For the past week I have been stressing out. Lots of nights waking up around 4am thinking about all the different things to do for the REgifter. The after-show sculpture aspect of the show has been weighing heavy on me. Lots of worry over not getting enough skilled people to volunteer. On Saturday I talked to the leader of this team about how I was considering scaling way back and shifting focus. We have eight million amazing ideas but lack the manpower to execute. I woke up today before the meeting with the after-show core team and told God that I wasn't doing a good job with recruiting effort and that I was done. I told him that if he wanted us to do something that he would have to bring us the right people and direction. I gave up control.
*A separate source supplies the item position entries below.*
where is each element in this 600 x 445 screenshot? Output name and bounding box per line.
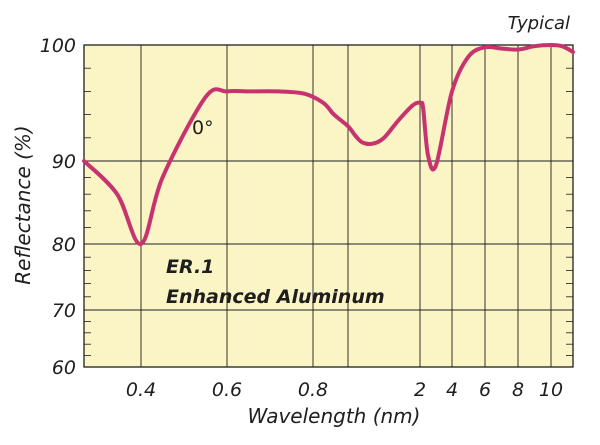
x-tick-labels: 0.4 0.6 0.8 2 4 6 8 10 (126, 379, 563, 401)
x-tick-label: 10 (539, 379, 563, 401)
note-label: Typical (508, 13, 570, 34)
plot-frame (83, 44, 574, 368)
x-axis-title: Wavelength (nm) (248, 404, 421, 428)
grid (84, 45, 573, 367)
series-label: 0° (192, 117, 214, 139)
reflectance-curve (82, 43, 575, 246)
y-tick-label: 60 (52, 357, 76, 379)
y-tick-label: 100 (40, 35, 76, 57)
product-code: ER.1 (166, 256, 214, 278)
x-tick-label: 0.6 (212, 379, 242, 401)
x-tick-label: 2 (414, 379, 426, 401)
y-tick-label: 80 (52, 234, 76, 256)
x-tick-label: 0.4 (126, 379, 156, 401)
minor-ticks (84, 67, 573, 357)
x-tick-label: 0.8 (298, 379, 328, 401)
x-tick-label: 8 (512, 379, 524, 401)
x-tick-label: 6 (479, 379, 491, 401)
x-tick-label: 4 (446, 379, 458, 401)
y-tick-label: 90 (52, 151, 76, 173)
y-tick-labels: 60 70 80 90 100 (40, 35, 76, 379)
y-tick-label: 70 (52, 300, 76, 322)
product-name: Enhanced Aluminum (166, 286, 385, 308)
plot-background (84, 45, 573, 367)
y-axis-title: Reflectance (%) (11, 125, 35, 284)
So I told the team my concerns. They shared that they felt the same way. These guys are top notch so they we're working 80 hour weeks and feeling a little overwhelmed. The only one not leaning towards scaling back was Harmony Hensley. She's an unstoppable dreamer. It's why I asked her on the team. Anyways, after a few moments of scale-back talk the team went back to brainstorming new ideas. One in particular required legitimate metal workers to come on board. So I'm sitting there loving the new stuff (it's like crack for me) but thinking the last thing we need is more ideas.
Around 11am the team wanted to see the piles of junk I've acquired. We walked over and ran into a guy (Jeff) who said, "Are you Brad? This your junk?" I laughed and said yeah thinking he heard about it from the complaining student ministry guys. He said, "If you need anyone who can work with metal I have access to all kinds of stuff working for JTM, I can weld, etc. etc." I explained our new idea and asked if he thought he could do it. We showed him a sketch. He said, "Yep. No problem" and that he'd bring an example back in a week to see if like it. I slapped him on his shoulder and told him that he makes me believe in God. Seriously. What are the chances? Jeff the JTM metal worker was flat out a God send.
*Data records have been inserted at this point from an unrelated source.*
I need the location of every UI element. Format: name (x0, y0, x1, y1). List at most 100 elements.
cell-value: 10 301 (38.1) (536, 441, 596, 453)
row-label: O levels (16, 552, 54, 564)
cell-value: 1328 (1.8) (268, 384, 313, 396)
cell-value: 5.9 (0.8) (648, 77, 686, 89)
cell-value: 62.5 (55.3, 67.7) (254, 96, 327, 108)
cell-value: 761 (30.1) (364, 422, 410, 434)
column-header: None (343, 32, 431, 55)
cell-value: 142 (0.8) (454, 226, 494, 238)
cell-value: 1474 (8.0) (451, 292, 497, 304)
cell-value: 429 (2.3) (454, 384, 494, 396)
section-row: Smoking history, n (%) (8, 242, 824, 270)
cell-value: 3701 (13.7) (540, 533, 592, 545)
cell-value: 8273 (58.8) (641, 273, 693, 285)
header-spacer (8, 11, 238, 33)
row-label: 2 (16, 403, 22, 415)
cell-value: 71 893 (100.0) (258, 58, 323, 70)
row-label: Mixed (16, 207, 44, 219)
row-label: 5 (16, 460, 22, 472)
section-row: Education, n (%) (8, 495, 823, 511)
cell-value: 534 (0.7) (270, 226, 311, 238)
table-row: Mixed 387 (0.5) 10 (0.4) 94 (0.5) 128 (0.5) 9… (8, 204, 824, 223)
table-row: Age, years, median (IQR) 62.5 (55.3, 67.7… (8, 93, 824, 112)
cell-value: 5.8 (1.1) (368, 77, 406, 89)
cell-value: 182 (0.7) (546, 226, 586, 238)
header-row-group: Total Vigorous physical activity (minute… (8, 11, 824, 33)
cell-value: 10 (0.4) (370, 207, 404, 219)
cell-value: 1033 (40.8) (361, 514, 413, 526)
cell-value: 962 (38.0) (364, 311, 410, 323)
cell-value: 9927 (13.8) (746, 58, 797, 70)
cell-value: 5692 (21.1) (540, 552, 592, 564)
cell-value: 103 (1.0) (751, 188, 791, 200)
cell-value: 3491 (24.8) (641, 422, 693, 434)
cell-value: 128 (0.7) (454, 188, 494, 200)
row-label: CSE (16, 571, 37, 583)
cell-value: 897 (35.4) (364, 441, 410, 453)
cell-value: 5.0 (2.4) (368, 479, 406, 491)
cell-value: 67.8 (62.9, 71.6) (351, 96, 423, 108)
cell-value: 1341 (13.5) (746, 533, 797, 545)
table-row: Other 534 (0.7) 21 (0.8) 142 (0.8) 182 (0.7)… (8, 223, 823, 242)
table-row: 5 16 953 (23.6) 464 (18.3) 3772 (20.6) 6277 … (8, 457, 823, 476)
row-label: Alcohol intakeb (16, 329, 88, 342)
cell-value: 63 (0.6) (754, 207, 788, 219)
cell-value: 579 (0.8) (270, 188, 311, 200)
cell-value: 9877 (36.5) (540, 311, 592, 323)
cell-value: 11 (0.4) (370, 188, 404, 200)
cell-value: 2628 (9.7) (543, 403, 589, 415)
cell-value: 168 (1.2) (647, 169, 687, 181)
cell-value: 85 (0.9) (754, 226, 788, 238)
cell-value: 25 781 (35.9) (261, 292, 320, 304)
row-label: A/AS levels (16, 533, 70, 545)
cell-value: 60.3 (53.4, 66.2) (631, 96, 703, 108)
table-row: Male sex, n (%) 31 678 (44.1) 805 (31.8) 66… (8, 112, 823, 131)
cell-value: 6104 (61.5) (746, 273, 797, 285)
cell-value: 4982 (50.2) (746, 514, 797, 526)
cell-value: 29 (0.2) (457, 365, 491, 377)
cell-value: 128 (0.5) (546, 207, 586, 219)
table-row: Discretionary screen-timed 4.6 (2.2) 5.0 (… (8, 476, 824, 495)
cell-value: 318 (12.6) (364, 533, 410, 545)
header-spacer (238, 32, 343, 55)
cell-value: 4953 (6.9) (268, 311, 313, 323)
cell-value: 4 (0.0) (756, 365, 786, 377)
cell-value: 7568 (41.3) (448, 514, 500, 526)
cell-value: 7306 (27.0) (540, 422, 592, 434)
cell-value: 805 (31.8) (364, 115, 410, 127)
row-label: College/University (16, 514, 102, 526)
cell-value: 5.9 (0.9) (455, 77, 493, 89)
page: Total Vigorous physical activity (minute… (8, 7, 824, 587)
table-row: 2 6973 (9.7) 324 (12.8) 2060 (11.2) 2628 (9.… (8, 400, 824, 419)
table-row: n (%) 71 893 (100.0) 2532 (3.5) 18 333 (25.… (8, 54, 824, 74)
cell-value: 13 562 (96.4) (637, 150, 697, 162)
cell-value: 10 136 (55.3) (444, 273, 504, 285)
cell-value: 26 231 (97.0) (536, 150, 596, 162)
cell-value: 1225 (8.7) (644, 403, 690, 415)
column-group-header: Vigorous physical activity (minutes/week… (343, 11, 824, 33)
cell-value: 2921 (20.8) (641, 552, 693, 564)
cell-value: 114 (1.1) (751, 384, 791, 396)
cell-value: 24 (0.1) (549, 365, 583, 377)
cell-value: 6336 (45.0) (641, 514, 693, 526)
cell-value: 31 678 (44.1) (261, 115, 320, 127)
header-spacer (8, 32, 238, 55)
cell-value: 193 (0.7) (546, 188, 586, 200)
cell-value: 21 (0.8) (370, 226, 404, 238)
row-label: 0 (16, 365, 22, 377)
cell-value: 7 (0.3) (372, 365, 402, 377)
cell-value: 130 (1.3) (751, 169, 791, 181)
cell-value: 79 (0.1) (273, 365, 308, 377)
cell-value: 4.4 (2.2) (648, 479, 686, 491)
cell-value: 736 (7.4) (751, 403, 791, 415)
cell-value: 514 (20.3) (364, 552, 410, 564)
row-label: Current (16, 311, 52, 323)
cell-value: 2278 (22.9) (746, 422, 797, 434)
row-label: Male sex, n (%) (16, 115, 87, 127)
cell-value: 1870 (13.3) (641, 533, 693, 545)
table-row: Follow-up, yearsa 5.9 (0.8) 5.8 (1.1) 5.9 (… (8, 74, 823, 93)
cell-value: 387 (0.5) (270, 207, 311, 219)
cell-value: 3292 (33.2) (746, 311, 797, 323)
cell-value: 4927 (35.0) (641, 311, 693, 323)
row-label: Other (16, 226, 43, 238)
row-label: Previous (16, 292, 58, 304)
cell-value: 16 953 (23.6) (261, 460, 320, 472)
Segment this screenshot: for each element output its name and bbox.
Meanwhile, Korey (roller coaster designer) was running around all excited about the junk and talking about creating teams that could make robots. Caleb (our 10 year old team member) was helping him gather robot parts and folding newspapers into origami cranes while Abe and I strategized about new, focused team-building efforts. All of us blown away by our encounter with Jeff.
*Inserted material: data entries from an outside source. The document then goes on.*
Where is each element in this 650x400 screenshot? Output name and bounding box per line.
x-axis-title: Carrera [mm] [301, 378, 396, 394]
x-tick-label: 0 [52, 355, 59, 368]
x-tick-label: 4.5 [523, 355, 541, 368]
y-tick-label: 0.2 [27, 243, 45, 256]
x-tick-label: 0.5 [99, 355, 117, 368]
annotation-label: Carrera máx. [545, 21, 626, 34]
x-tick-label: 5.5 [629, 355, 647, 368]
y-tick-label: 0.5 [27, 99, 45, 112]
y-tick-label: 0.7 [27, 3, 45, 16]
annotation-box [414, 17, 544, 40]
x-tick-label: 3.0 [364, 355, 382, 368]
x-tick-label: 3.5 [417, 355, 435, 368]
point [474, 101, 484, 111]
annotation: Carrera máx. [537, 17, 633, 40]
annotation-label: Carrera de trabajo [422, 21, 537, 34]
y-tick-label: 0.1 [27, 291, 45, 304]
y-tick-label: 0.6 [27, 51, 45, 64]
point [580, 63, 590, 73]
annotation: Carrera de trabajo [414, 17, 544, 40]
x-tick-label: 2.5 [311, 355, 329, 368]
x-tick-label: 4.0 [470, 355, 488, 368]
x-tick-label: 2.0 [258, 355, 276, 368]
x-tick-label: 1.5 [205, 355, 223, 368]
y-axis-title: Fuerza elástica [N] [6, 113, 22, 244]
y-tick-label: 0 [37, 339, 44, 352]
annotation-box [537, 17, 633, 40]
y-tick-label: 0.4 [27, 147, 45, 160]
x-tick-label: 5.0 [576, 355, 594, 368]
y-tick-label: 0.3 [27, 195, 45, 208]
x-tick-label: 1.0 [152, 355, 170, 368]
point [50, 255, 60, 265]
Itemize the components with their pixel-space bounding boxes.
Moral of the story- I gave up control and asked God to step in. The results: Jeff just happened to show up and basically said, "Hey, you know that idea that would be cool but you need someone who can do it... that's me. What's up?" And Korey went from wanting to scale back to creating robot families made of lamp shades, washing machine parts and computer monitors. 10 year old Caleb was in the whole time. But now he's really excited that he and his dad (Paul) are going to make a giant crane using chain link fence. What a day.
Make Good Art
3 years ago
3 comments:
this is as good as it gets
and that's a very good thing
in agreement with you, murph. God in control is the bestest ever !
hey Brad, we've got your back! Dream away buddy!